The ghosts of Glasgow’s past, present and future

Credit: Jo Whitby

Blair Cunningham
Deputy Culture Editor – Theatre

Theatre Editor Blair Cunningham gives a creative look at Glasgow’s past, present, and future as we head into the next decade.

Glasgow, 1920: Smoke and Razors

100 years ago, Glasgow’s streets were thick with the grime and pollution of its industry, and life for most was full of poverty and violence. The “Second City of the Empire” bursts with a million inhabitants – most are crammed into the centre, and most are working class. The city is still recovering from the First World War and Spanish Influenza outbreak that decimated its population. Working conditions and sanitation are horrific; very few make it to 60 years old. Every day, most of the city’s men, and many of its women, walk to work, part of their 50-hour week in the shipyards or textile mills; these are the “lucky ones”. 

Post-war recession has left thousands unemployed, a trend that worsens for the next 20 years and leaves Glasgow’s streets soaked in blood. Unemployment leads to violent protests, including the battle of George Square one year earlier; city chambers are fortified and tanks are brought in over panic of a Bolshevik uprising. Trust between mistreated Glaswegian workers and paranoid officials never recovers, the area will be known as “Red Clydeside” for decades and becomes a Labour stronghold until 2015. 

It’s not just politics that spills blood on Glasgow’s streets; poverty and division become a breeding ground for gang warfare. Despite the city being almost entirely white, racial/religious divide is still rampant; large numbers of Irish Catholic immigrants have been arriving to work for decades and some of the Scottish Protestants of the city feel threatened. The Bridgeton Billy Boys want to make Irish Catholics in the city feel as unwelcome as possible, and constantly clash with the Catholic Norman Conks. Dozens of similar razor gangs (their preferred weapon) clash with each other and with police, especially in the east end. Similar ethnic/religious gangs slash and stab in industrial cities across the world, from Birmingham to New York. Life is cheap a hundred years ago.

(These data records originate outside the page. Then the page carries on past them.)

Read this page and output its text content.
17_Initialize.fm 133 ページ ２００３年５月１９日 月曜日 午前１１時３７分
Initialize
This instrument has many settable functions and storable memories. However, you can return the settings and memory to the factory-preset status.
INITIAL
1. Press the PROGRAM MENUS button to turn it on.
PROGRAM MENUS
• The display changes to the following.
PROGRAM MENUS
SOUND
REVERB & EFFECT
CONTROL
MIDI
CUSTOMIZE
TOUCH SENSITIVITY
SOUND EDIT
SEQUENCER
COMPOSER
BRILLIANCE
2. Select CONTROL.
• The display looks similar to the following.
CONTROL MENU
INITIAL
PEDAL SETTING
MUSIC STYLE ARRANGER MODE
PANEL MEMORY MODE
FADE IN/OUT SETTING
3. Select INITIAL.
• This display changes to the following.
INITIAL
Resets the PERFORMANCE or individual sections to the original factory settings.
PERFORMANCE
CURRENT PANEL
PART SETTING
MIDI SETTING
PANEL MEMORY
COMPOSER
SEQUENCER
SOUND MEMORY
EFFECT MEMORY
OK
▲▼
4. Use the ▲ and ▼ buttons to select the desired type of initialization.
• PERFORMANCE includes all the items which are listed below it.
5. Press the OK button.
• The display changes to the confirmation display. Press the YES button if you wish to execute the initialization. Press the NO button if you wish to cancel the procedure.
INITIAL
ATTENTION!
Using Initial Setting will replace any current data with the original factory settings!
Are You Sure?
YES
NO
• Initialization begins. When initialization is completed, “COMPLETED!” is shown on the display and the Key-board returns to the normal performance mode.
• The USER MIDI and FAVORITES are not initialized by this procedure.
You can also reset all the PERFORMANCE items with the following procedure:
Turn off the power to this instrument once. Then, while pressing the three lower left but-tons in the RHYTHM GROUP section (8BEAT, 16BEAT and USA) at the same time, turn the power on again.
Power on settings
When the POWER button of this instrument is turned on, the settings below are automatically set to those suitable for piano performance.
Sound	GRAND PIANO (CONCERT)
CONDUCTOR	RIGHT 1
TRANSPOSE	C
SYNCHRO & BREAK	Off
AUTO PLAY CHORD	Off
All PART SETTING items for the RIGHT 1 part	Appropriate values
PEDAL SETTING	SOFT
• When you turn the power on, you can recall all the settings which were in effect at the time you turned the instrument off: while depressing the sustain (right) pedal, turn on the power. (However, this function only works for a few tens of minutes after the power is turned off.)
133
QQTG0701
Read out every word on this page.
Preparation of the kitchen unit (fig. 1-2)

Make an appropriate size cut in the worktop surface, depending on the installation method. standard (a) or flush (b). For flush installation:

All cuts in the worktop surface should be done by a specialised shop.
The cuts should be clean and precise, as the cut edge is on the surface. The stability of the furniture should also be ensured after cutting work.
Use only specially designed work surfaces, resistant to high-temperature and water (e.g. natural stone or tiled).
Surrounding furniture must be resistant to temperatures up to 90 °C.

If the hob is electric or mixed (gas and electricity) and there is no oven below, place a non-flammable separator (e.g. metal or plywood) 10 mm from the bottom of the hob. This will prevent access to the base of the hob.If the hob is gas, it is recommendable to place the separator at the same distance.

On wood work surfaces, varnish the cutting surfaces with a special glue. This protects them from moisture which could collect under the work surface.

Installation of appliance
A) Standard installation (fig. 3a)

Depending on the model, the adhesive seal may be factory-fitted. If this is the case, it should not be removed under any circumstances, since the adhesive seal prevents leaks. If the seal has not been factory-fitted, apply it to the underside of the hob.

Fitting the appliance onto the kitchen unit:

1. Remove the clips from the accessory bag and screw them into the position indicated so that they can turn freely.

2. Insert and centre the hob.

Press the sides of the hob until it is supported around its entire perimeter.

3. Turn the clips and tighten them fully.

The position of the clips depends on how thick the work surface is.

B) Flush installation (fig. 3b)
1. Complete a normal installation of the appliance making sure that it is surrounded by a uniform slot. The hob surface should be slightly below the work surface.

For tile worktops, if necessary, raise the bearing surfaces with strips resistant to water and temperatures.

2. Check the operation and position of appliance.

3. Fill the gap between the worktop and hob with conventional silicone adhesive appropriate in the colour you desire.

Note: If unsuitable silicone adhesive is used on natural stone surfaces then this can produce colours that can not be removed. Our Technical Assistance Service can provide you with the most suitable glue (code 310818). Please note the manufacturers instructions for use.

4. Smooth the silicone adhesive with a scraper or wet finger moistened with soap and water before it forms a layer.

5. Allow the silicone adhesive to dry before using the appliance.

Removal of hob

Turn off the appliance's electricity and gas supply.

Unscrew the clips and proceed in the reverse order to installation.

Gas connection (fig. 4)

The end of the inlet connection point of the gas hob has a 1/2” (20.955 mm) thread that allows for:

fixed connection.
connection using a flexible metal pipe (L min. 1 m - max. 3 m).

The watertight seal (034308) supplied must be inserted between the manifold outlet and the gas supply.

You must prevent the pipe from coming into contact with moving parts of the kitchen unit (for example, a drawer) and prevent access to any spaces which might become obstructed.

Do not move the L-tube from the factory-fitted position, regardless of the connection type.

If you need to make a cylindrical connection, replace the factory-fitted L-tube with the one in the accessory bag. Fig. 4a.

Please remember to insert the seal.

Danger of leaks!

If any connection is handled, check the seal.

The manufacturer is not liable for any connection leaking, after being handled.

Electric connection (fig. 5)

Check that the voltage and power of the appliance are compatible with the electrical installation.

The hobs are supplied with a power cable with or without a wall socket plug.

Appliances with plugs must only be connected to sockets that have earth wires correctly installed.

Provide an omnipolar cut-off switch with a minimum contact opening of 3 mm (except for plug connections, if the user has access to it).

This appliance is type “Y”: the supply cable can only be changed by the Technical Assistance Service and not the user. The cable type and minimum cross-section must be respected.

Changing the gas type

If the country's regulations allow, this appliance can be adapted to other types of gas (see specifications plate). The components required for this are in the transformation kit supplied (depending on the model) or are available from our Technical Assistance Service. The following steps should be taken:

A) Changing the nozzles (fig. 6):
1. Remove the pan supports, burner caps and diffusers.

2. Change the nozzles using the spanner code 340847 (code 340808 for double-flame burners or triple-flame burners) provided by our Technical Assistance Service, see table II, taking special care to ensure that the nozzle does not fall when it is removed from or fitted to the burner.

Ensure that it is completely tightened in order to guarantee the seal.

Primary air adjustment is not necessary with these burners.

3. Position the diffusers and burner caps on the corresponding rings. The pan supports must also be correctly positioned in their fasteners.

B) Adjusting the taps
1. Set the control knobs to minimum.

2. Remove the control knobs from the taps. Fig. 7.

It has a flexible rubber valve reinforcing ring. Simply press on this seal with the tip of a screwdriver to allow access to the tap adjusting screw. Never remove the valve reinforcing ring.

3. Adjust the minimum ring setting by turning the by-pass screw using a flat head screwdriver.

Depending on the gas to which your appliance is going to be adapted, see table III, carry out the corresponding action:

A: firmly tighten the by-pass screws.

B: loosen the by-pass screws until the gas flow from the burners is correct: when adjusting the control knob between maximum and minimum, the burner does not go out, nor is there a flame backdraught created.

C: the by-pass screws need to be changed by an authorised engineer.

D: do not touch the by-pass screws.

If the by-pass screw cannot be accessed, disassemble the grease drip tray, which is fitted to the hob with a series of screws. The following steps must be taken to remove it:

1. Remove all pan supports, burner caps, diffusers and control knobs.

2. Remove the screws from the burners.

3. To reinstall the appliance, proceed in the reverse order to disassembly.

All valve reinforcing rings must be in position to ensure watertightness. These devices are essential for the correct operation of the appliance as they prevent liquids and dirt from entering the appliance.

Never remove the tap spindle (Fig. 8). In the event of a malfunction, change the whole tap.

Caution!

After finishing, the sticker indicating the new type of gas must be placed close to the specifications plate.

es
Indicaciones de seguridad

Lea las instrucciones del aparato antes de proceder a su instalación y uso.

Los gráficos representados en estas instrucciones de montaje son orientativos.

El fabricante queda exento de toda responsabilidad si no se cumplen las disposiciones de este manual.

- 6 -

Glasgow, 2020: Hope and Music

The Glasgow of the third millennium is a very different place; there are more artisan coffee houses and hipsters than shipyards and shoe shiners. The smoke of industry has been replaced with the smog of cars and planes. More than ever, it’s a city of culture: more venues than ever, host to Olympic and Commonwealth events, too. Things look brighter, wages are higher, jobs are safer, life is longer. 

But some things don’t change much. Some things don’t change at all. The divides are stark when six-figure yuppies brush shoulders with the homeless and substance-addicted. While the west end screams middle-class, the obvious poverty of inner-city slums has been pushed to the suburbs and outer towns, making us complacent. Gang warfare has been stamped down, but too many young people still lose their lives in pointless rivalry and life sentences. Hatred is a pervasive emotion; immigrants from Poland and Pakistan become new targets, while some Protestants and Catholics continue their ancient hatred. 

We have come so far, but we’re only half-way there.

Glasgow, 3020: The Weegie Wasteland

In the grim darkness of the future, despair hangs in every breath. The nuclear and climate apocalypses decimated the entire planet, leaving behind deserts and some very sad people indeed. Scotland is no different. Megacity Perth occupies the entire eastern coast ruled by brutal JudgesTM, and the west coast has become anarchistic ganglands. From New Paisley to the northern wastes, motorised gangs like St Mirrder and Partick Thrashers compete for oil and ammunition supplies. Only one man and his scrap-metal-covered-death-wagon can bring order to the wasteland: Bam Brian. While the proletariat fight for scraps, the super-rich have escaped to watch it all from their Musky Martian colonies and laugh at the mess they left. 

Well maybe it won’t be that bleak, but it doesn’t look good. If we don’t stop producing CO2, as a society and as individuals human civilisation will experience the greatest catastrophe it has ever faced. Drive less, fly less, stop eating meat, vote for the planet, whatever you can do. What do we really want to see in Glasgow? There are some obvious “utopian” suggestions. Green, free transport, 100% recycling, a guaranteed home for every resident and a livable wage. We’ve got 100 years; can we avoid destruction and build a more civil society?

Never forget the horrors of the past and never take the present for granted and never leave the future for tomorrow.